Neville's performance here is a sort of marvel in his crafting of the outrageous Baron. This is a full bodied performance in every sense as he makes no waste of his vibrant costuming, or his gigantic nose embracing them fully. What Neville does though is match all that with the sheer spirit of his portrayal of the Baron. Neville's work is of a legend in the making as there is such a grandeur to every aspect of work. This is from his posture that seems almost excessively straight proper for a real man of the very highest order. Any single gesture in the entirety of Neville's performance is something worth noting because it is though he is posing for a painting of a great hero in every moment, in any swing of the sword or moment of declaring one thing or another. Neville performs not as a man on top the world, but actually far above it. In terms of his physical work though my favorite aspect probably is that glorious mile wide grin Neville brings to the part. It is magnificent and fitting to a man who lives life in a way that no one else possibly could.
John Neville continues his marvelous approach though in his magnificent deliveries throughout the film. Again the grander the better seems to be Neville's idea here and I'm inclined to agree. In almost every statement, particularly those when it comes to naming his next move as an adventurer or even more so when he is speaking about his own greatness, Neville grants them a booming boasting voice filled with such overwhelming confidence. Neville grants this earned confidence almost in way through the sheer refinement of it all, since you must just accept that he know what he's doing, and what he says is true since it all sounds just so good coming out of that golden throat of his. Neville fashions in his performance a man who in all of his facets as a man matches the nature of the stories he tells, and the story we witness him in. Neville is downright amazing as his performance is somehow never overshadowed by director Terry Gilliam's outrageous vision. Neville instead brilliantly stands on top of it at every turn since somehow the Baron just seems a bit more than even the most wildest of his "dreams".

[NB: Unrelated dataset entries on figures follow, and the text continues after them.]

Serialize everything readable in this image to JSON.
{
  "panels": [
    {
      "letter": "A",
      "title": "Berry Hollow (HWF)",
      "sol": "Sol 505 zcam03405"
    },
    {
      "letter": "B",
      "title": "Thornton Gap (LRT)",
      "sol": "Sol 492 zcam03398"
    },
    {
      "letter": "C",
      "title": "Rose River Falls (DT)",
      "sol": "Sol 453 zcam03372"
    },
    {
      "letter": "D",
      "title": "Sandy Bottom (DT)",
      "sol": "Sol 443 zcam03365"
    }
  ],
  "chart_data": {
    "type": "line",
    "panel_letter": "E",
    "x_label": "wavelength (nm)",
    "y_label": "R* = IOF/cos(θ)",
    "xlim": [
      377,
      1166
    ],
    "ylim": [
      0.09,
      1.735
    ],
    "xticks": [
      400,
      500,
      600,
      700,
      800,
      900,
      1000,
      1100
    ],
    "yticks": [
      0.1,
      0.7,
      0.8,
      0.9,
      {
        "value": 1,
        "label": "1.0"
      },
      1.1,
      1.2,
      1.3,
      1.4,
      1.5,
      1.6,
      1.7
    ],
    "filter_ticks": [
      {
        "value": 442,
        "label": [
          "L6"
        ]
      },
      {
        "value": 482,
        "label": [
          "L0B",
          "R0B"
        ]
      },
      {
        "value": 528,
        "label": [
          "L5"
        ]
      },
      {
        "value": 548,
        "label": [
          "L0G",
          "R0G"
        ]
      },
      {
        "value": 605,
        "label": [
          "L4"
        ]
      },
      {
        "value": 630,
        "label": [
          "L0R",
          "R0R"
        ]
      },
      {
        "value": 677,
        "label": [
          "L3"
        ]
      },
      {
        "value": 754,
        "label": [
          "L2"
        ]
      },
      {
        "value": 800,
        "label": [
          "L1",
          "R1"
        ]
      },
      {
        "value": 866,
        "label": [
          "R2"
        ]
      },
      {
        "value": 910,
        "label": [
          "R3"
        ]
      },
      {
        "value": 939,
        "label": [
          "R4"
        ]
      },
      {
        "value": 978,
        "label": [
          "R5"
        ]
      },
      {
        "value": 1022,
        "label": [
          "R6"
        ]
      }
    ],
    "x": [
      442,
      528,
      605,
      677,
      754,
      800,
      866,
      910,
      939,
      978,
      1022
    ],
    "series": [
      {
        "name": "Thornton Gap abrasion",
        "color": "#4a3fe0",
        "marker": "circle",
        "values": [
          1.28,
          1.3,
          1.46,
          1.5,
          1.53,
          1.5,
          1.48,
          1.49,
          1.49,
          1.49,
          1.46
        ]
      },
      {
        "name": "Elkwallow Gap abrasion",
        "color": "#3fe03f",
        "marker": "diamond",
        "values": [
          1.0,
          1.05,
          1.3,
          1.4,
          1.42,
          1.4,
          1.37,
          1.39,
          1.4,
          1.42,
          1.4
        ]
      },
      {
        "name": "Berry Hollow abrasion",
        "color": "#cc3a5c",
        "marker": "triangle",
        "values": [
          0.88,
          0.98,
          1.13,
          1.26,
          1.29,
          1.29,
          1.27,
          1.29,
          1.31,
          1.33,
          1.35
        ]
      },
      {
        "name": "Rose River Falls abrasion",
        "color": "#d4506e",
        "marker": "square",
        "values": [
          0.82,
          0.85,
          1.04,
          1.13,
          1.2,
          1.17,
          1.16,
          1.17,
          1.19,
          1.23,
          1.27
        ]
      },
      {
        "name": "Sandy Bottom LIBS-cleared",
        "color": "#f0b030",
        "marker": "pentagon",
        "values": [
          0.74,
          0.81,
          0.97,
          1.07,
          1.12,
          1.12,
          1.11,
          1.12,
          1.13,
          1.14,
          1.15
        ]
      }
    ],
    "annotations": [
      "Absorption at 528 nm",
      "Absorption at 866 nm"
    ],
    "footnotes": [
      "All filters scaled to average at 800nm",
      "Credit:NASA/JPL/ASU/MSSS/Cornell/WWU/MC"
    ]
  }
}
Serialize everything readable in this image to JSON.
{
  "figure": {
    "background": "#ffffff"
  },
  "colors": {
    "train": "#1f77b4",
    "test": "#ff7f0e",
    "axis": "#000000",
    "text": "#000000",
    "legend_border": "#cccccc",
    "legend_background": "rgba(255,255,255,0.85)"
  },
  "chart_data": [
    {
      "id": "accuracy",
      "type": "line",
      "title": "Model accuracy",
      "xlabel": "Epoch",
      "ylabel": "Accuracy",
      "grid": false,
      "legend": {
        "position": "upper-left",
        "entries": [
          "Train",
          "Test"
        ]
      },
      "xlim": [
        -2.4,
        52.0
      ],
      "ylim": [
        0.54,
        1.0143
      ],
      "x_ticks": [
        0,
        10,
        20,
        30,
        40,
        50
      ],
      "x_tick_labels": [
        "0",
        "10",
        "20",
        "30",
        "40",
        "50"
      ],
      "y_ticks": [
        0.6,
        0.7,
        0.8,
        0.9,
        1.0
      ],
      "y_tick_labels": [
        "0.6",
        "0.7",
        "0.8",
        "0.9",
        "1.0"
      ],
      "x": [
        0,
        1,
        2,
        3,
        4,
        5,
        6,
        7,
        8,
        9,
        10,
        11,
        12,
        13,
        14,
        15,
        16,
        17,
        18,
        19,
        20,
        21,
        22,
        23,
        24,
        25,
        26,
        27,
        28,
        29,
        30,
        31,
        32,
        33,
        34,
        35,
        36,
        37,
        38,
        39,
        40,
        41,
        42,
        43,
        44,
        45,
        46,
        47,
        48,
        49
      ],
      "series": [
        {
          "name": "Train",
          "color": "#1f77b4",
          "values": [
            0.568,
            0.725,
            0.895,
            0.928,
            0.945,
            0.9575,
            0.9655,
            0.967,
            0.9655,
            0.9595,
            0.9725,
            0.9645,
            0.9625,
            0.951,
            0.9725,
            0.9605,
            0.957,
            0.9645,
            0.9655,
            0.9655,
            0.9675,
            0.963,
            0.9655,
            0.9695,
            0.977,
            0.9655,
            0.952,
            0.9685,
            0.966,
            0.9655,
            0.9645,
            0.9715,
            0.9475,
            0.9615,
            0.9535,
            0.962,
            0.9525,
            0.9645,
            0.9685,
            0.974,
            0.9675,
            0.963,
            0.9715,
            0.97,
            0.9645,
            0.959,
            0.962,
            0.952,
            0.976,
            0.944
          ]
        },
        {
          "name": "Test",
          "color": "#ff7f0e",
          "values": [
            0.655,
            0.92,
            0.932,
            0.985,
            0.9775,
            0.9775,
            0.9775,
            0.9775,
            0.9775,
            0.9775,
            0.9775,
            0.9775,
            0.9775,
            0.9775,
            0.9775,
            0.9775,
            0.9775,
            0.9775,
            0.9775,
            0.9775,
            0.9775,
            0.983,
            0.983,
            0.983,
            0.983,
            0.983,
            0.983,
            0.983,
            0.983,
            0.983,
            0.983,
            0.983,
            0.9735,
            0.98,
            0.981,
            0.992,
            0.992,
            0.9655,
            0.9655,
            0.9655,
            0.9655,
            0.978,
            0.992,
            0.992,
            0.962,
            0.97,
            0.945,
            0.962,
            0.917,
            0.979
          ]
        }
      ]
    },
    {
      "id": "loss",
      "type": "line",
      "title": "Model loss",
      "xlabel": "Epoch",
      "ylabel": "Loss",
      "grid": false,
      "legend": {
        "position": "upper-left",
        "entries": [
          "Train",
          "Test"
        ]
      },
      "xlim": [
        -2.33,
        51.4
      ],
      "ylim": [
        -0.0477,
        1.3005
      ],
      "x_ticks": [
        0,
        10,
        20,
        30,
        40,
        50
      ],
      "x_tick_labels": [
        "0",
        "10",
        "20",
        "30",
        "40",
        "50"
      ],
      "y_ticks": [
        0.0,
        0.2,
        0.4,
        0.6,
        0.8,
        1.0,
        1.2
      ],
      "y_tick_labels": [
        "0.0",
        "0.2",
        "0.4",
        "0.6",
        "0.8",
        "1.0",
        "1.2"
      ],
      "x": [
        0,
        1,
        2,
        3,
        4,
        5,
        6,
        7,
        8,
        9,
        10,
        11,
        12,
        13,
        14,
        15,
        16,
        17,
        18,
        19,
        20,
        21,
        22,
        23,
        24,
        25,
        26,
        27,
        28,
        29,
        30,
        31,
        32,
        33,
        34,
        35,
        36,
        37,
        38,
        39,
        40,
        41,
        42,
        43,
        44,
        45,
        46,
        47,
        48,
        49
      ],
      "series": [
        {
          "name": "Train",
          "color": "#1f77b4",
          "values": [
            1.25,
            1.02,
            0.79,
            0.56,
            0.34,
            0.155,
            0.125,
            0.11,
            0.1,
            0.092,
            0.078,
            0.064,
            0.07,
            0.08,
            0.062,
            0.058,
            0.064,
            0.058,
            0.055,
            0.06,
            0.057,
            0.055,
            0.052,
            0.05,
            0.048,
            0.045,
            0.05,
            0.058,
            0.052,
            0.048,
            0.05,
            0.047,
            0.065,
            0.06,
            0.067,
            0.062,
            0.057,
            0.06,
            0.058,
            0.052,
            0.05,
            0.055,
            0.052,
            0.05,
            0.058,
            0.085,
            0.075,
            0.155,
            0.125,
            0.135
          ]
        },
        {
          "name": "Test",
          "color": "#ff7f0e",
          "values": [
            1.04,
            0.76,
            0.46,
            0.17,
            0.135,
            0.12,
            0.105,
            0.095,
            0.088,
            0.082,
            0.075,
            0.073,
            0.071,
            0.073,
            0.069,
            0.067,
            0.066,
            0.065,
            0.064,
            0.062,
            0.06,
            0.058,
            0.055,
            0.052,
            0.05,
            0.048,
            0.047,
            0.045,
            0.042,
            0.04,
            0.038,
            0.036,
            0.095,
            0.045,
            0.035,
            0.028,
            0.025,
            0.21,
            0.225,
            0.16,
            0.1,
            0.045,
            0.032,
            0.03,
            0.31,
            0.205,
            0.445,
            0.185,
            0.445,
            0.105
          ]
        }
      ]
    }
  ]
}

This is actually a rather curious performance to follow for such an adventure film as more often we follow a hero who isn't really use to the insanity, yes this is partially represented through the Baron's stowaway sidekick Sally (Sarah Polley), but the Baron is the true lead. The Baron is atypical since rather than discovering these various incredible places and people, the Baron is fashioning them in a way. Neville's performance though makes this absolutely work for this film in going about amplifying everything through the daring of approach that matches the daring of the Baron. Neville's performance is a performance that is simply so much fun to watch given how well he captures the style of this insane character. It becomes quite entertaining just to go along with him in this way where Neville offers such great spirit in every action scene by portraying a man who just lives for it all. I also do love his just ever so slightly altered approach when a woman comes along as he depicts the same overwhelming enthusiasm yet adjusts it to a lower key charm, well a lower key charm for the Baron it's still pretty outrageous for the average man. Neville is also consistently hilarious so often in this unabashed take, I have particular affection for his completely without shame delivery of "Yes" after one of his old servants accuses the Baron of having left him to rot in a cage yet still expects him to follow him. Neville makes it convincing that the servant would still follow the unrepentant Baron since his charisma is a bit magical. This is not a performance about a character arc, really the only thing that occasionally happens is the Baron gets down on himself and occasionally seems to accept his demise. Neville doesn't make these moments too serious showing them more of just a grumpy reaction to a potential reality setting in than a true loss of the man's spirit. That's just fine though as the film is entirely about going for the grand gestures in every respect, and Neville's whole performance is a singular grand gesture. I loved every second of this performance by John Neville as he simply becomes a man who perhaps died on more than a few occasions, but don't worry he's always alright in the end.